Les yeux fermés, il ne vit pas les deux jeunes femmes, plongées dans une partie de go, rougir intensément : l’une sous l’effet de son compliment, et l’autre de colère. Une massue voleta, légère et bien équilibrée, pour s’abattre au beau milieu du canapé.
- « A toi. » fit Kaori, redevenue calme, en désignant le jeu.
Sayuri obtempéra sans prendre garde à la dispute. Elle appréciait ce temps de repos. Paradoxalement, elle craignait de se retrouver seule avec sa sœur : manifestement, celle-ci était bien décidée à mener son enquête sans en parler à Ryô et profitait de la moindre occasion pour lui poser des questions. Il avait dû comprendre son manège puisque depuis la fin du repas, il ne les quittait plus. C’était lui qui était l’instigateur de la partie, qui se tenait sur la table basse, à deux pas du canapé.
Rapidement, le jeu devint suffisamment passionnant pour qu’elle s’y plonge et s’amuse comme une enfant.
Alors que les filles étaient absorbées par leur lutte, et Ryô par sa sieste, la sonnerie du téléphone les fit sursauter.

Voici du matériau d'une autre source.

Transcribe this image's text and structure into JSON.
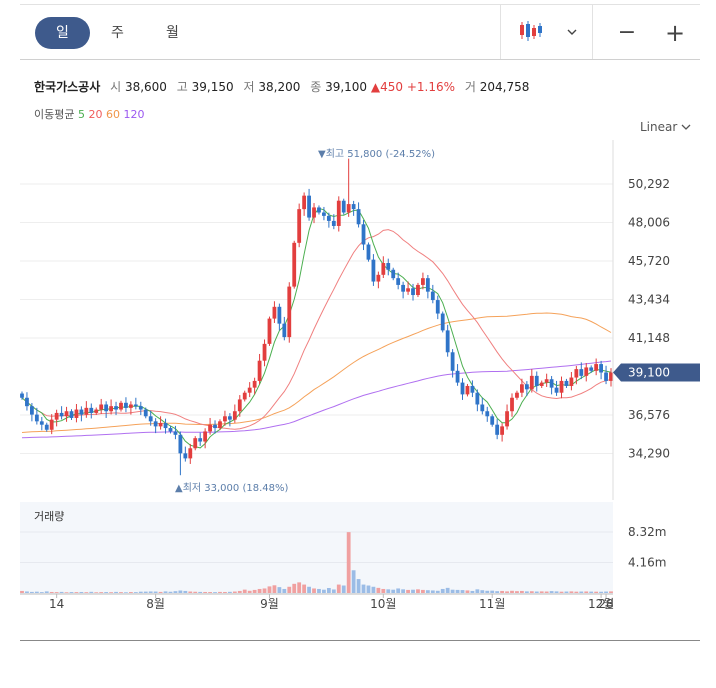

Kaori se précipita.
- « Makimura, j’écoute ? »
- « Kaori ? »
- « Kazue, c’est toi ? Tu as une toute petite voix ! »
- « Je suis malade. Je suis désolée de te déranger, mais Mick est sorti, et je ne me sens vraiment pas bien. Est-ce que tu veux bien aller chercher une ordonnance pour moi ? »

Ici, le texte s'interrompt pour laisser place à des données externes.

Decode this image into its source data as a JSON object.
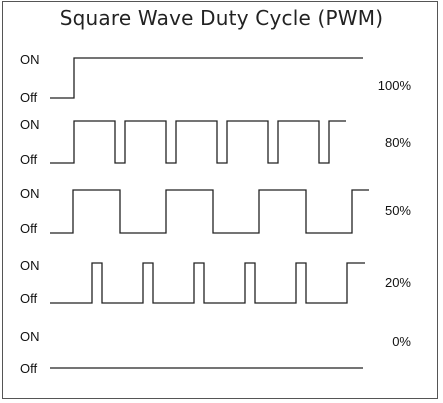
{
  "title": "Square Wave Duty Cycle (PWM)",
  "level_labels": {
    "on": "ON",
    "off": "Off"
  },
  "waveforms": [
    {
      "duty_label": "100%",
      "duty": 1.0,
      "cycles": 0
    },
    {
      "duty_label": "80%",
      "duty": 0.8,
      "cycles": 5
    },
    {
      "duty_label": "50%",
      "duty": 0.5,
      "cycles": 3
    },
    {
      "duty_label": "20%",
      "duty": 0.2,
      "cycles": 5
    },
    {
      "duty_label": "0%",
      "duty": 0.0,
      "cycles": 0
    }
  ],
  "colors": {
    "line": "#222222",
    "border": "#555555",
    "background": "#ffffff"
  }
}
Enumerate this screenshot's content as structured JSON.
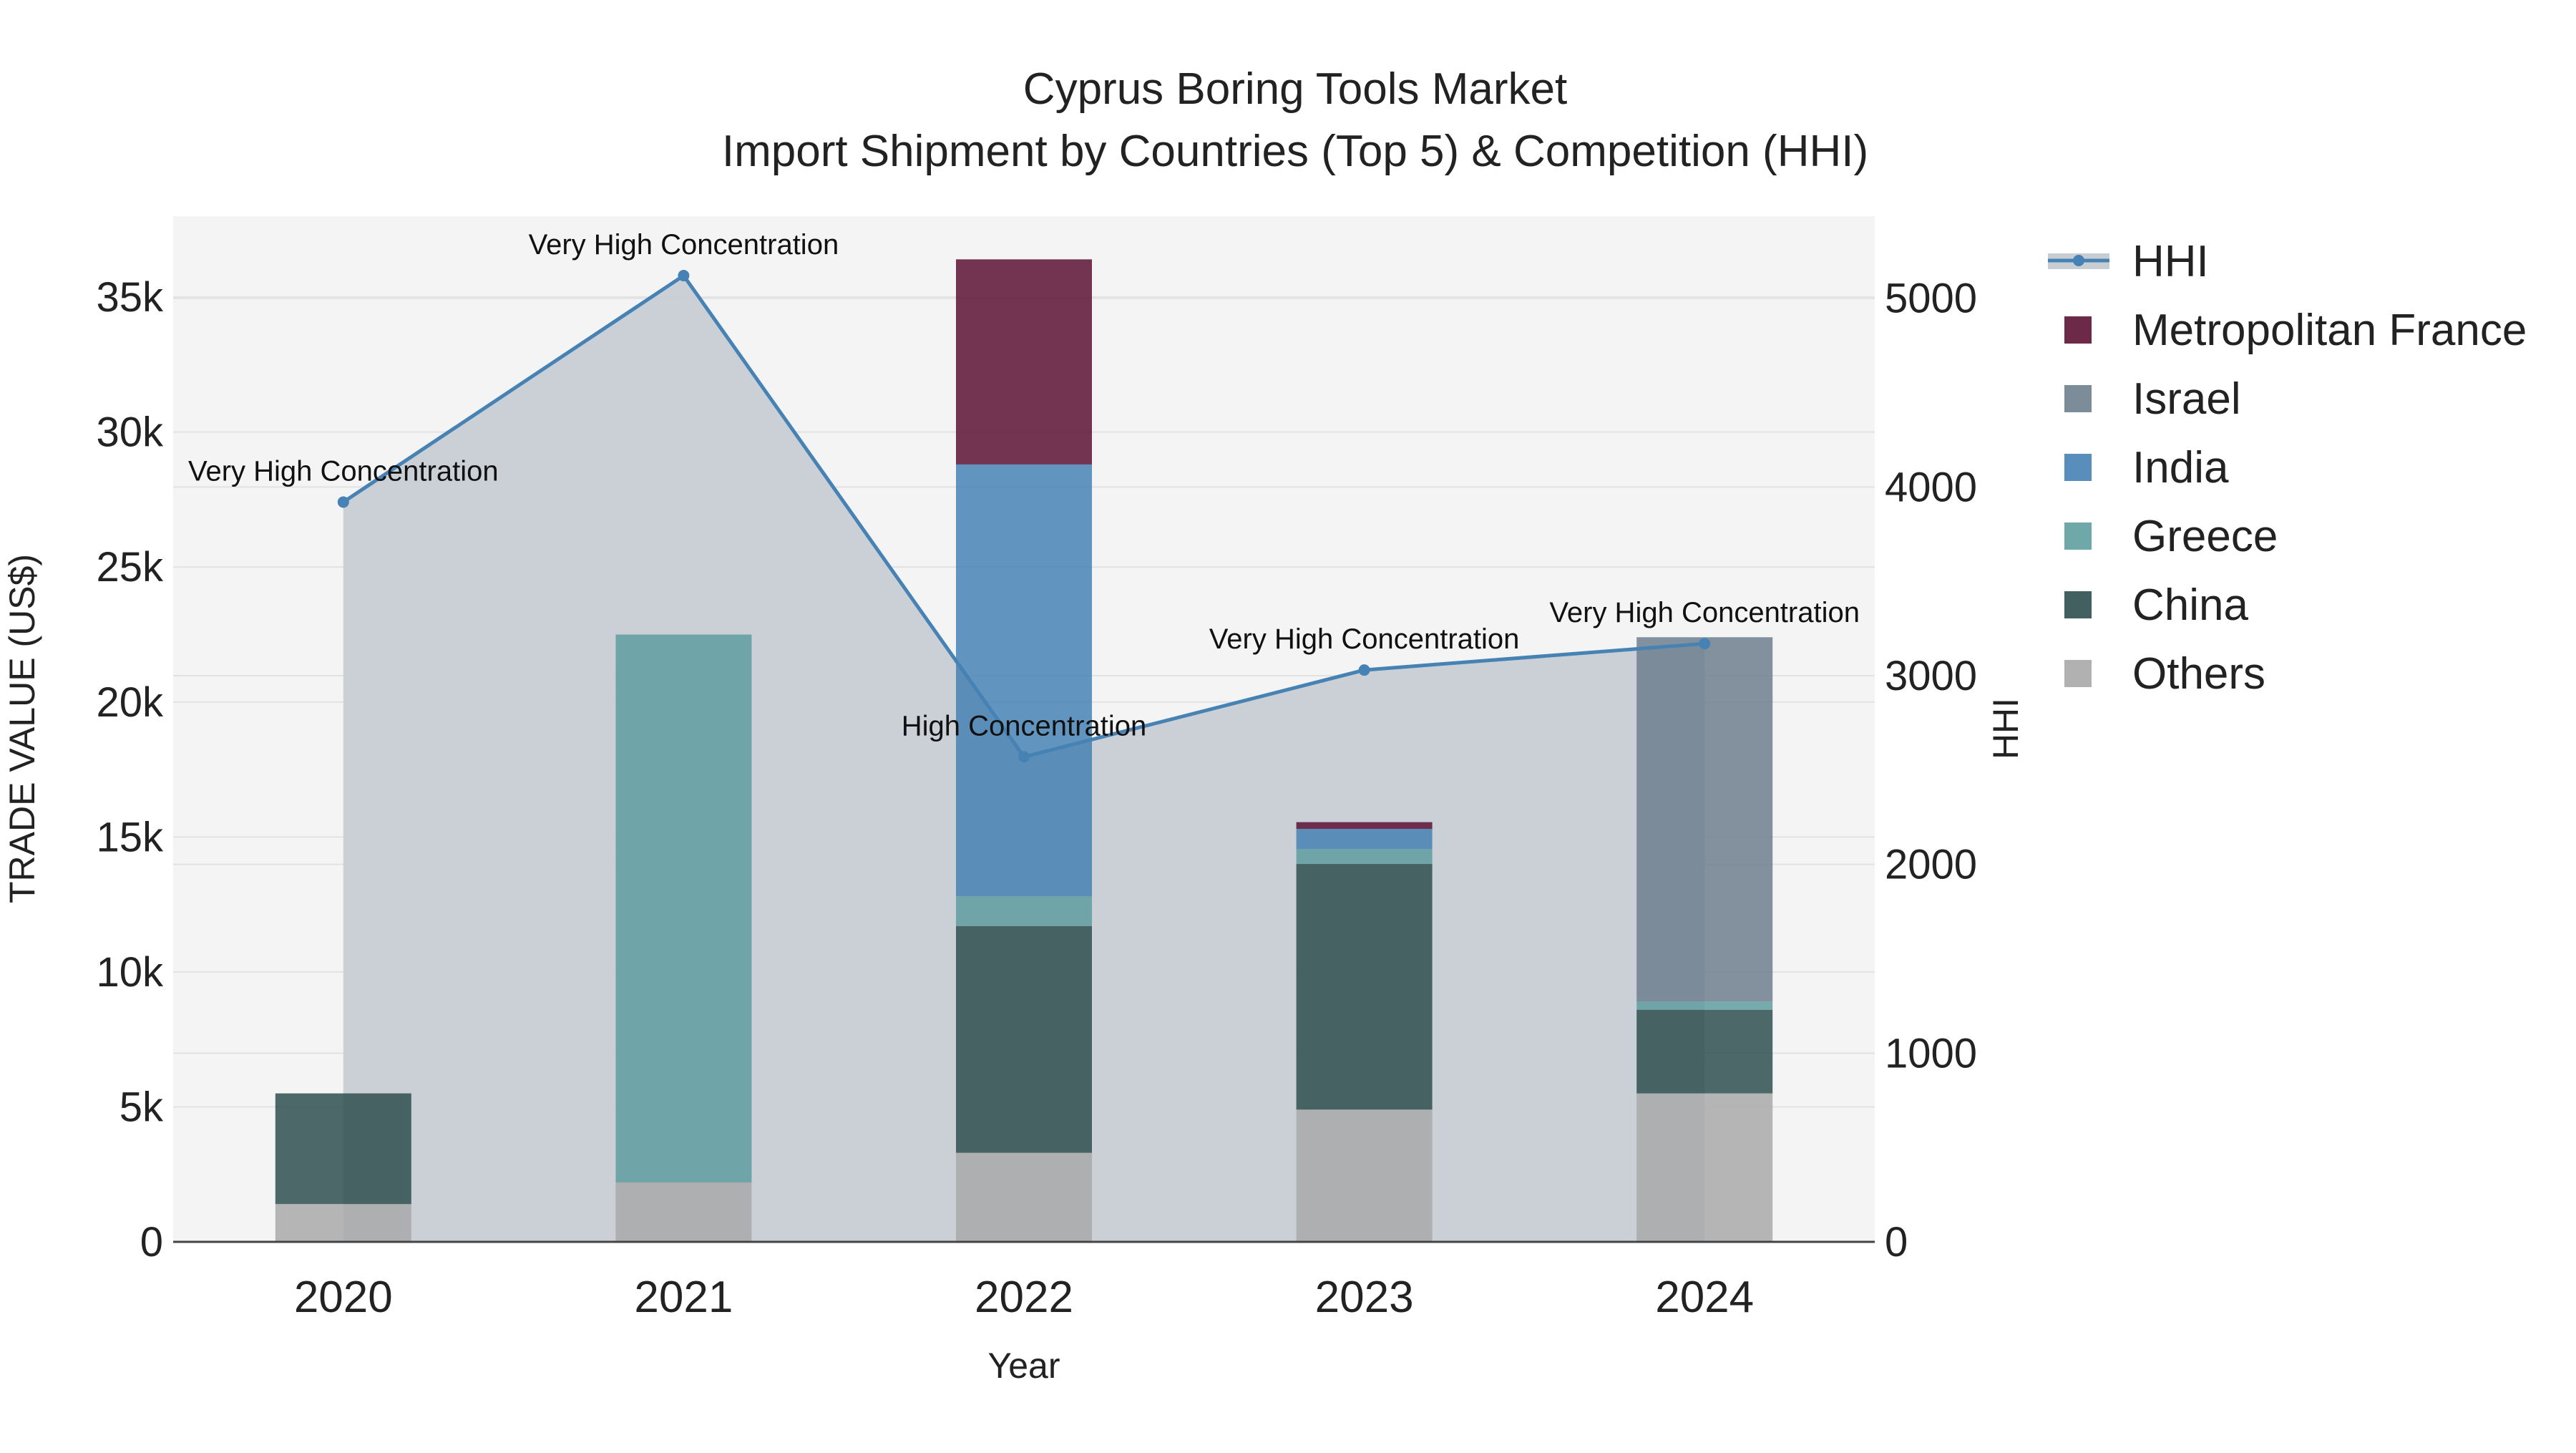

- « Bien sûr ! J’arrive tout de suite. »
Elle rejoignit le salon et relata l’appel avec une petite grimace d’excuse à l’intention de Sayuri : elle n’avait pas envie de la laisser seule avec Ryô, surtout après ce qu’elles avaient partagé… Mais Sayuri lui assura qu’elle comprenait et qu’elle ne lui en voudrait certainement pas, les amis étant plus important que tout le reste. Touchée, Kaori l’entraîna dans une accolade affectueuse, avant de donner pour ordre à Ryô de prendre soin de leur invitée. Dans un bâillement, il acquiesca et lui fit signe d’y aller en marmonnant « prends ton temps ».

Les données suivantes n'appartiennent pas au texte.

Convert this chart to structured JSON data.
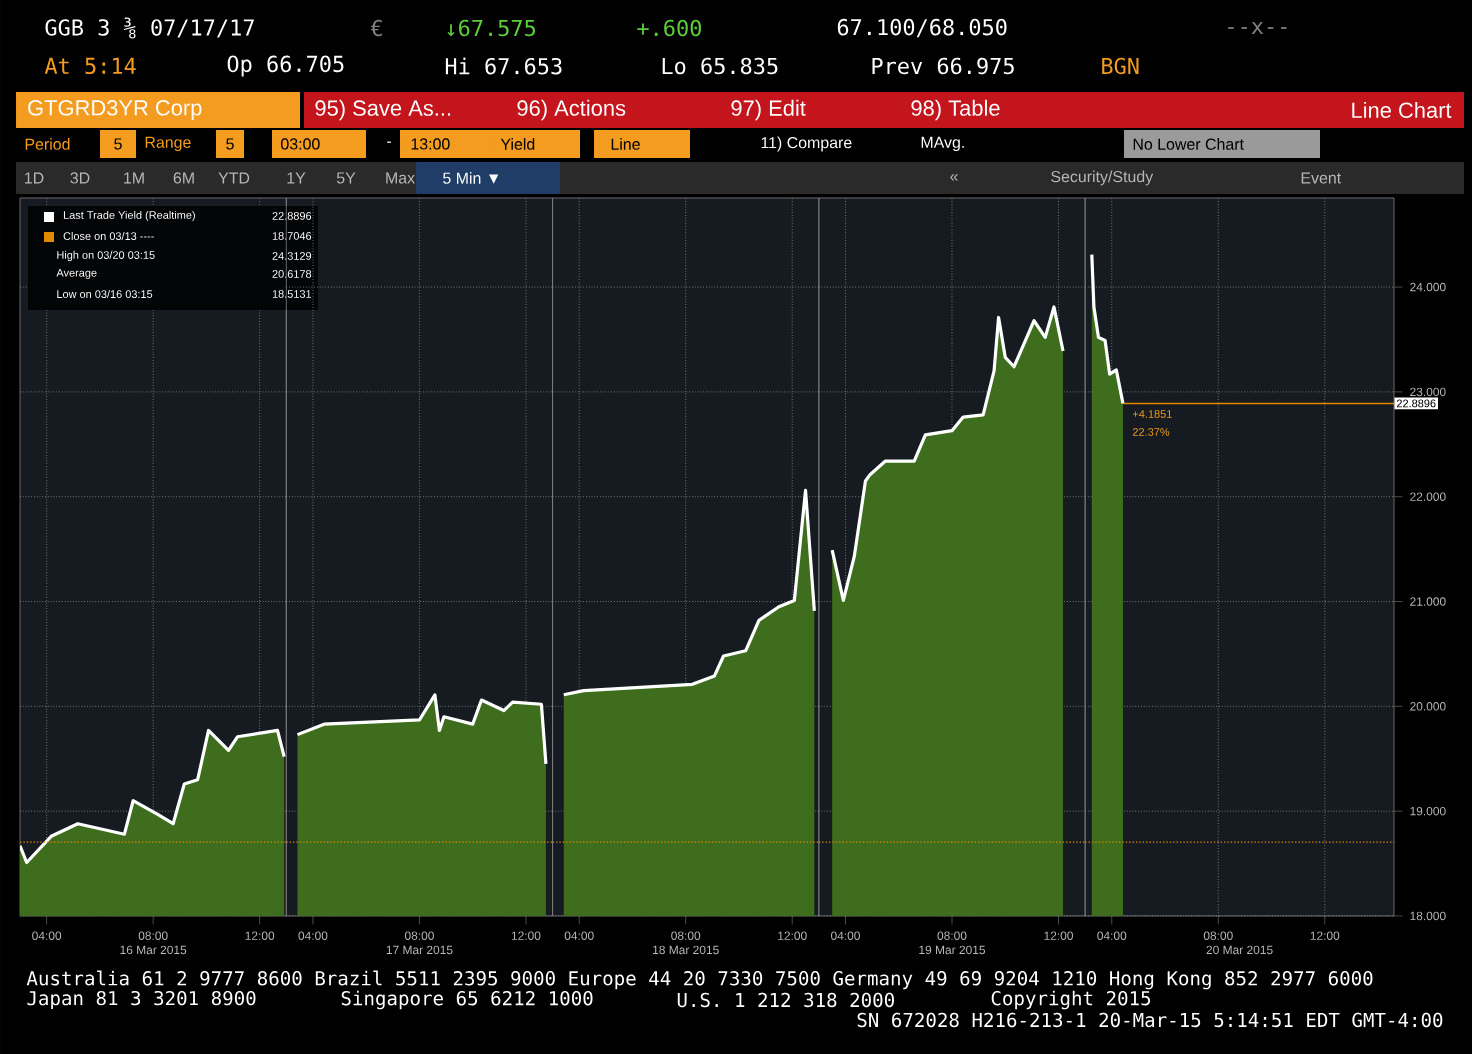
{
  "chart_data": [
    {
      "type": "area",
      "title": "GTGRD3YR Corp",
      "xlabel": "16 Mar 2015",
      "series": [
        {
          "name": "Last Trade Yield (Realtime)",
          "color": "#3e6d1d",
          "x": [
            3.0,
            3.25,
            4.17,
            5.17,
            6.92,
            7.25,
            8.17,
            8.75,
            9.17,
            9.67,
            10.08,
            10.83,
            11.17,
            12.67,
            12.92
          ],
          "values": [
            18.67,
            18.51,
            18.76,
            18.88,
            18.78,
            19.1,
            18.97,
            18.88,
            19.26,
            19.3,
            19.77,
            19.58,
            19.71,
            19.77,
            19.52
          ]
        }
      ],
      "xlim": [
        3,
        13
      ],
      "ylim": [
        18,
        24.85
      ],
      "xticks": [
        {
          "value": 4,
          "label": "04:00"
        },
        {
          "value": 8,
          "label": "08:00"
        },
        {
          "value": 12,
          "label": "12:00"
        }
      ],
      "yticks": [
        18,
        19,
        20,
        21,
        22,
        23,
        24
      ],
      "tick_labels": "x",
      "grid": true,
      "legend": "top left",
      "ref_lines": [
        {
          "axis": "y",
          "value": 18.7046,
          "label": "Close on 03/13 ----",
          "color": "#e08a00",
          "line_style": "dotted"
        }
      ],
      "annotations": [
        "GGB 3 ⅜ 07/17/17",
        "€",
        "↓67.575",
        "+.600",
        "67.100/68.050",
        "--x--",
        "At 5:14",
        "Op 66.705",
        "Hi 67.653",
        "Lo 65.835",
        "Prev 66.975",
        "BGN",
        "95) Save As...",
        "96) Actions",
        "97) Edit",
        "98) Table",
        "Line Chart",
        "Period",
        "5",
        "Range",
        "5",
        "03:00",
        "-",
        "13:00",
        "Yield",
        "Line",
        "11) Compare",
        "MAvg.",
        "No Lower Chart",
        "1D",
        "3D",
        "1M",
        "6M",
        "YTD",
        "1Y",
        "5Y",
        "Max",
        "5 Min ▼",
        "«",
        "Security/Study",
        "Event",
        "Australia 61 2 9777 8600 Brazil 5511 2395 9000 Europe 44 20 7330 7500 Germany 49 69 9204 1210 Hong Kong 852 2977 6000",
        "Japan 81 3 3201 8900",
        "Singapore 65 6212 1000",
        "U.S. 1 212 318 2000",
        "Copyright 2015",
        "SN 672028 H216-213-1 20-Mar-15 5:14:51 EDT GMT-4:00",
        "22.8896",
        "18.7046",
        "High on 03/20 03:15",
        "24.3129",
        "Average",
        "20.6178",
        "Low on 03/16 03:15",
        "18.5131",
        "+4.1851",
        "22.37%"
      ]
    },
    {
      "type": "area",
      "xlabel": "17 Mar 2015",
      "series": [
        {
          "color": "#3e6d1d",
          "x": [
            3.42,
            4.42,
            8.0,
            8.58,
            8.75,
            8.92,
            10.0,
            10.33,
            11.17,
            11.5,
            12.58,
            12.75
          ],
          "values": [
            19.73,
            19.83,
            19.87,
            20.11,
            19.77,
            19.9,
            19.83,
            20.06,
            19.96,
            20.04,
            20.02,
            19.45
          ]
        }
      ],
      "xlim": [
        3,
        13
      ],
      "ylim": [
        18,
        24.85
      ],
      "xticks": [
        {
          "value": 4,
          "label": "04:00"
        },
        {
          "value": 8,
          "label": "08:00"
        },
        {
          "value": 12,
          "label": "12:00"
        }
      ],
      "yticks": [
        18,
        19,
        20,
        21,
        22,
        23,
        24
      ],
      "tick_labels": "x",
      "grid": true,
      "ref_lines": [
        {
          "axis": "y",
          "value": 18.7046,
          "color": "#e08a00",
          "line_style": "dotted"
        }
      ]
    },
    {
      "type": "area",
      "xlabel": "18 Mar 2015",
      "series": [
        {
          "color": "#3e6d1d",
          "x": [
            3.42,
            4.17,
            8.25,
            9.08,
            9.42,
            10.25,
            10.75,
            11.5,
            12.08,
            12.5,
            12.83
          ],
          "values": [
            20.11,
            20.15,
            20.21,
            20.29,
            20.48,
            20.53,
            20.82,
            20.95,
            21.01,
            22.06,
            20.91
          ]
        }
      ],
      "xlim": [
        3,
        13
      ],
      "ylim": [
        18,
        24.85
      ],
      "xticks": [
        {
          "value": 4,
          "label": "04:00"
        },
        {
          "value": 8,
          "label": "08:00"
        },
        {
          "value": 12,
          "label": "12:00"
        }
      ],
      "yticks": [
        18,
        19,
        20,
        21,
        22,
        23,
        24
      ],
      "tick_labels": "x",
      "grid": true,
      "ref_lines": [
        {
          "axis": "y",
          "value": 18.7046,
          "color": "#e08a00",
          "line_style": "dotted"
        }
      ]
    },
    {
      "type": "area",
      "xlabel": "19 Mar 2015",
      "series": [
        {
          "color": "#3e6d1d",
          "x": [
            3.5,
            3.92,
            4.33,
            4.75,
            4.92,
            5.5,
            6.58,
            7.0,
            8.0,
            8.42,
            9.17,
            9.58,
            9.75,
            10.0,
            10.33,
            11.08,
            11.5,
            11.83,
            12.17
          ],
          "values": [
            21.49,
            21.01,
            21.43,
            22.15,
            22.21,
            22.34,
            22.34,
            22.59,
            22.63,
            22.76,
            22.78,
            23.2,
            23.71,
            23.33,
            23.24,
            23.68,
            23.52,
            23.81,
            23.39
          ]
        }
      ],
      "xlim": [
        3,
        13
      ],
      "ylim": [
        18,
        24.85
      ],
      "xticks": [
        {
          "value": 4,
          "label": "04:00"
        },
        {
          "value": 8,
          "label": "08:00"
        },
        {
          "value": 12,
          "label": "12:00"
        }
      ],
      "yticks": [
        18,
        19,
        20,
        21,
        22,
        23,
        24
      ],
      "tick_labels": "x",
      "grid": true,
      "ref_lines": [
        {
          "axis": "y",
          "value": 18.7046,
          "color": "#e08a00",
          "line_style": "dotted"
        }
      ]
    },
    {
      "type": "area",
      "xlabel": "20 Mar 2015",
      "series": [
        {
          "color": "#3e6d1d",
          "x": [
            3.25,
            3.33,
            3.5,
            3.75,
            3.92,
            4.17,
            4.42
          ],
          "values": [
            24.31,
            23.81,
            23.52,
            23.49,
            23.17,
            23.21,
            22.89
          ]
        }
      ],
      "xlim": [
        3,
        14.6
      ],
      "ylim": [
        18,
        24.85
      ],
      "xticks": [
        {
          "value": 4,
          "label": "04:00"
        },
        {
          "value": 8,
          "label": "08:00"
        },
        {
          "value": 12,
          "label": "12:00"
        }
      ],
      "yticks": [
        {
          "value": 18,
          "label": "18.000"
        },
        {
          "value": 19,
          "label": "19.000"
        },
        {
          "value": 20,
          "label": "20.000"
        },
        {
          "value": 21,
          "label": "21.000"
        },
        {
          "value": 22,
          "label": "22.000"
        },
        {
          "value": 23,
          "label": "23.000"
        },
        {
          "value": 24,
          "label": "24.000"
        }
      ],
      "grid": true,
      "ref_lines": [
        {
          "axis": "y",
          "value": 18.7046,
          "color": "#e08a00",
          "line_style": "dotted"
        },
        {
          "axis": "y",
          "value": 22.8896,
          "label": "22.8896",
          "color": "#e08a00",
          "line_style": "solid"
        }
      ]
    }
  ]
}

Sans plus attendre, Kaori attrapa son sac et courut vers l’immeuble d’en face, résidence de Mick Angel et Kazue.
A la surprise de Sayuri, Ryô se releva d’un bond, parfaitement éveillé :
- « On y va. C’était convenu avec Kazue. Elle se débrouille pour la garder chez elle pendant deux heures ; ça devra être suffisant. »
Sans bien comprendre, elle le suivit jusqu’en bas. Caché dans l’entrée, il observa jusqu’à ce que Kaori sorte en courant, un papier à la main, en direction de la pharmacie qui était plusieurs rues plus loin, à l’opposé de la route du Cat’s Eye.
Cinq secondes plus tard, la mini démarrait en trombe et Sayuri exigeait des explications que Ryô éluda avec un malicieux « Surprise ! ».